Crossing state lines for an abortion while America locks down
Across America, conservative governors in a number of states used the coronavirus pandemic as an excuse to temporarily ban abortion. Holly Baxter reports how anti-choice evangelicals have quietly enmeshed themselves in the US government — and what the permanent effects of this ban might be
Four months before the coronavirus pandemic caused chaos across the country, Melissa* and Joe* found out they were having twins. “It was a very much-wanted pregnancy,” Melissa tells me down the phone from her home just outside of Austin, Texas. “We’d tried for a while.” But the first scan brought some bad news. “Twin A – we called them Twin A and Twin B – had severe abnormalities. The heart was outside of the body, things like that. They said it was ‘not compatible with life’. At the time, though, they said Twin B looked good. And after a while, Twin A did pass in utero.”
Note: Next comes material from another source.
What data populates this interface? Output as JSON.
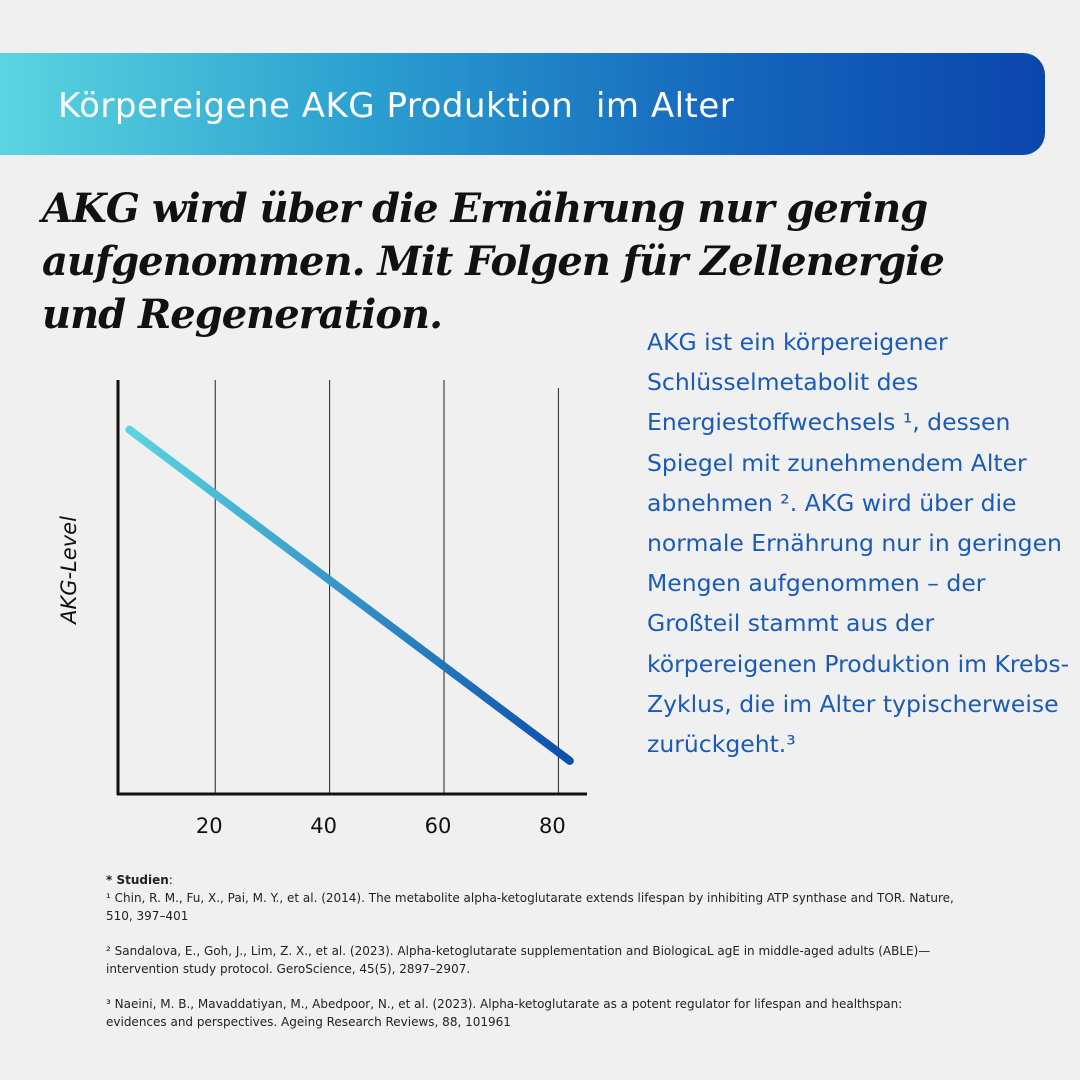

It was difficult to deal with emotionally, but Melissa and Joe held themselves together and pinned their hopes on Twin B. It’s not unusual for one twin to die in utero; usually, that foetus is safely absorbed by the body and the other can carry on growing healthily. To put their mind at ease about Twin B, Melissa’s doctor offered an early anatomy scan at 16 weeks – and, despite previous assurances that that twin looked fine, it was bad news.
“It was lethal skeletal dysplasia,” Melissa says. “The ribs were too small and the wrong shape. Twin B would never have lung tissue enough to breathe. They would never be able to draw their first breath.” Instead, if she chose to carry the pregnancy to term, the baby would die as soon as it left the womb, struggling to breathe and then suffocating a few minutes later. The foetus also other foetal abnormalities, according to Joe, including “bowed” and “tiny or unformed bones” elsewhere in the body.